My friend's comment made me think of an unsophisticated test for a national health care program: lets compare it to the public schools. We could (well, I can) imagine health care provided as the schools provide it, and then imagine education provided as we now provide health care. So here goes.
First, let's suppose that we could provide health care in more or less the way that we provide public education. Everyone would pay taxes to the local health care district in which they reside. The health care district would also get some state and national funding in exchange for undertaking the obligation to provide free (or very low cost) and appropriate health care for all of its residents who need medical attention. Each district would build and staff a number of health care clinics almost adequate to serve its population. People would register with the health clinic in their district. Some means would be worked out to allow clinics to exchange patients, or to cosponsor surgical hospitals (rather like the old union high school districts) so that not every district would need to provide a full range of care. The physicians would be somewhat underpaid, but in exchange would have tenure and a first-rate retirement program, won for them by their unions. All in all, not a bad system.
Now let's pretend that our government could provide education the way that it provides health care. People employed by large and generous corporations would be able to send their children to schools paid for by tax-deductible education premiums. People who lost their jobs could continue to send their children to school for another 18 months, but would have to pay the cost themselves, at just the time when they wouldn't be able to afford to do so. Private school insurance would be available, but inordinately expensive unless purchased in groups. Parents of slow learners who could not get into a group plan would find themselves slowly priced out of the market, or faced with notices of nonrenewal after Little Johnny fails a spelling test.
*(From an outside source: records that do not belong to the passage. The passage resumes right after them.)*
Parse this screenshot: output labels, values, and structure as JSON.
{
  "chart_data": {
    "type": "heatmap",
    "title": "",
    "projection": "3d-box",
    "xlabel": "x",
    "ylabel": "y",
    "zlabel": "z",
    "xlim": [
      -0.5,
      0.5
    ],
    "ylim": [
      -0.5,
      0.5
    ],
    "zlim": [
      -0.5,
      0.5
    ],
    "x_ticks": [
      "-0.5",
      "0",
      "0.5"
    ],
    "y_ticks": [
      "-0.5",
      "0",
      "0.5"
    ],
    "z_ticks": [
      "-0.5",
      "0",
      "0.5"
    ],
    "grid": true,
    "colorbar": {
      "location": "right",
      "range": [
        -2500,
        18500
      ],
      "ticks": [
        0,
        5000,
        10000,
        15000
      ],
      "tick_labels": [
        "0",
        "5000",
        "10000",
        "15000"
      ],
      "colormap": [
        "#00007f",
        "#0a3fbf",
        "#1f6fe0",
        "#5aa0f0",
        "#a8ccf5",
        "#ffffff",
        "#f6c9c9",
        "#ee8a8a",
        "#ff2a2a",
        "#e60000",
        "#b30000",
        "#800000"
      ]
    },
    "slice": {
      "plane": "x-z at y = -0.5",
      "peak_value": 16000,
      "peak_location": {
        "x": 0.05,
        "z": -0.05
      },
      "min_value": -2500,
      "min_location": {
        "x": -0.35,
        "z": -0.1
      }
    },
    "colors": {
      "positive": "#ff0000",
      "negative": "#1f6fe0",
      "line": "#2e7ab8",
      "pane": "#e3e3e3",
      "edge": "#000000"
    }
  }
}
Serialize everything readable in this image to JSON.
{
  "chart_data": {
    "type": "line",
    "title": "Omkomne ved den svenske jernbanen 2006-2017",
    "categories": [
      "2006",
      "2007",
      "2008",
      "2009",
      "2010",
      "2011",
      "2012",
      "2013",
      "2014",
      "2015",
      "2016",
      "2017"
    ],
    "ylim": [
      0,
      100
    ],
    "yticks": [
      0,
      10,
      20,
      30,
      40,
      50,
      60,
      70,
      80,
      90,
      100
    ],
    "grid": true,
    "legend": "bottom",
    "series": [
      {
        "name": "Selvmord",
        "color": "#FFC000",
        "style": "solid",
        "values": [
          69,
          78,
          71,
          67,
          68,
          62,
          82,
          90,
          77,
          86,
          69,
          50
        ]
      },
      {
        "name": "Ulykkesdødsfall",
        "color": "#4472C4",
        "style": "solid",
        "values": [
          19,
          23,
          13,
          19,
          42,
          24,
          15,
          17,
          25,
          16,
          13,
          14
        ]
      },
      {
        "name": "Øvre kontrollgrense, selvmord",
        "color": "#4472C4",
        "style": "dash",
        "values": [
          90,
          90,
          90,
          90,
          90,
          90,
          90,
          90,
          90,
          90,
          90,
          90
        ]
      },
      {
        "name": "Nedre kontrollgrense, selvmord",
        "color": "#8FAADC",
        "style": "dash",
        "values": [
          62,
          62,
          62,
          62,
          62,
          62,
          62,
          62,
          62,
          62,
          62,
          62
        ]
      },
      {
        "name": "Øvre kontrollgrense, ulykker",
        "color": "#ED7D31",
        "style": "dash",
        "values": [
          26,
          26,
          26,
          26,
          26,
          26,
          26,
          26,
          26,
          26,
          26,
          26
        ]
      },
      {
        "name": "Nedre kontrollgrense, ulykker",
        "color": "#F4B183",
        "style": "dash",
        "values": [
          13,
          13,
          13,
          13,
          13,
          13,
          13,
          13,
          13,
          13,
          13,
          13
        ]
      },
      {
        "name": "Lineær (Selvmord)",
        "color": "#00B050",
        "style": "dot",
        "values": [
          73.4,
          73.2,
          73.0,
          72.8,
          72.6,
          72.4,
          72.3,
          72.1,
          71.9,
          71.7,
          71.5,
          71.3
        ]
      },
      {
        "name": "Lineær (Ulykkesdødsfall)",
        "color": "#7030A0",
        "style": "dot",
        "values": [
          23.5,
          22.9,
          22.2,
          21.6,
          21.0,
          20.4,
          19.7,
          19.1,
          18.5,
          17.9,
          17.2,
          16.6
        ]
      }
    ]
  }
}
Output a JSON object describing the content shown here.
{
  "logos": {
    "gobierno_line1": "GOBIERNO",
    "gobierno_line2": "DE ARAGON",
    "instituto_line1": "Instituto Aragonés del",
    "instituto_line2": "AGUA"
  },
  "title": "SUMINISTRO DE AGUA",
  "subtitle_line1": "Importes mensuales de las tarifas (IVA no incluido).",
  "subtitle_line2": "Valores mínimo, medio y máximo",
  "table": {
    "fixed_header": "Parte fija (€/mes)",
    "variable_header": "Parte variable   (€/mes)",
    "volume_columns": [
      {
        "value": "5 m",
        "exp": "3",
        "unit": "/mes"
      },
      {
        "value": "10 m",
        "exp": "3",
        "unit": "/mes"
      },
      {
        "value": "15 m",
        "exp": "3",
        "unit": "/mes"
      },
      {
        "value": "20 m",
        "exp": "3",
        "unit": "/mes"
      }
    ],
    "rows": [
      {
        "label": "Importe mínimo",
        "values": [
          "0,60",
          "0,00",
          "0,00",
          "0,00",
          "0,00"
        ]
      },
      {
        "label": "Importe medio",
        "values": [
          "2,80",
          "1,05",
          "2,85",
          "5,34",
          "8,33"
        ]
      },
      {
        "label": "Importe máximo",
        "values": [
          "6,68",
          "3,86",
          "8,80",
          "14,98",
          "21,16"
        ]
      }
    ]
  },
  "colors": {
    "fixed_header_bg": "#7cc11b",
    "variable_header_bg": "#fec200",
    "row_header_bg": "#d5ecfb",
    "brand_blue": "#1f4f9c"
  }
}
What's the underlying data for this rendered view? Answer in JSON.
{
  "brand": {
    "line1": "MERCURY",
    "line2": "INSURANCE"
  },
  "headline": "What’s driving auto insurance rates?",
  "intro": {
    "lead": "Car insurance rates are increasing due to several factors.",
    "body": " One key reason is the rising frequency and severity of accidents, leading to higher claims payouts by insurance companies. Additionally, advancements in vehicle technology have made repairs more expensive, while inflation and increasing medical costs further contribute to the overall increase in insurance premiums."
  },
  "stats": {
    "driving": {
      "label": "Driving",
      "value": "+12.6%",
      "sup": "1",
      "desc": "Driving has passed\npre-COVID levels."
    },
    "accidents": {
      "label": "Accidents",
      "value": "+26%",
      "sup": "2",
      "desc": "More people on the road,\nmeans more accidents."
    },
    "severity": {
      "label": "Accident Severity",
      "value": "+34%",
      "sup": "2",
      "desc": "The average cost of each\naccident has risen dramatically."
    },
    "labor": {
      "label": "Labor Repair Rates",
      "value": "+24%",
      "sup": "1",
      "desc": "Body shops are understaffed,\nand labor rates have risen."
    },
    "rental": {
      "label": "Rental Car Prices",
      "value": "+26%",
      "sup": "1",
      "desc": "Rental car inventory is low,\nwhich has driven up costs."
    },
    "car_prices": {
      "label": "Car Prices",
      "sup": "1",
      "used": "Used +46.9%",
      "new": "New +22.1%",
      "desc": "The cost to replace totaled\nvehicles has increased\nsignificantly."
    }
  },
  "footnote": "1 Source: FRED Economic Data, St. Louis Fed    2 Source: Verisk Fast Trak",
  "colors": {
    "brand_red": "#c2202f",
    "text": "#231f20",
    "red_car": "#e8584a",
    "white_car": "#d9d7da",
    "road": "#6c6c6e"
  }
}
Students who want to study math or a foreign language would first need to obtain a referral from their primary care teacher, who could deny the referral if the teacher thought that the student wouldn't benefit from being able to multiply and divide, or being able to speak with the other 94% of the world.
People with no school insurance whose children, in an emergency, needed to learn the names of the states could take them to the emergency classrooms at the local schools. The schools would bill them for the education, but take few practical steps to collect, and ultimately pass the costs of providing emergency education onto their premium-paying members.
Some insurers would cover most of the schools in the area, but others would be selective, and parents who wanted their children to stay in the neighborhood school would have to pay up or change schools if Blue Cross or Aetna dropped their local school from its plan.
I'm a lot more open to the idea of national health care for the under-65 than I was before these two fancies popped into my mind.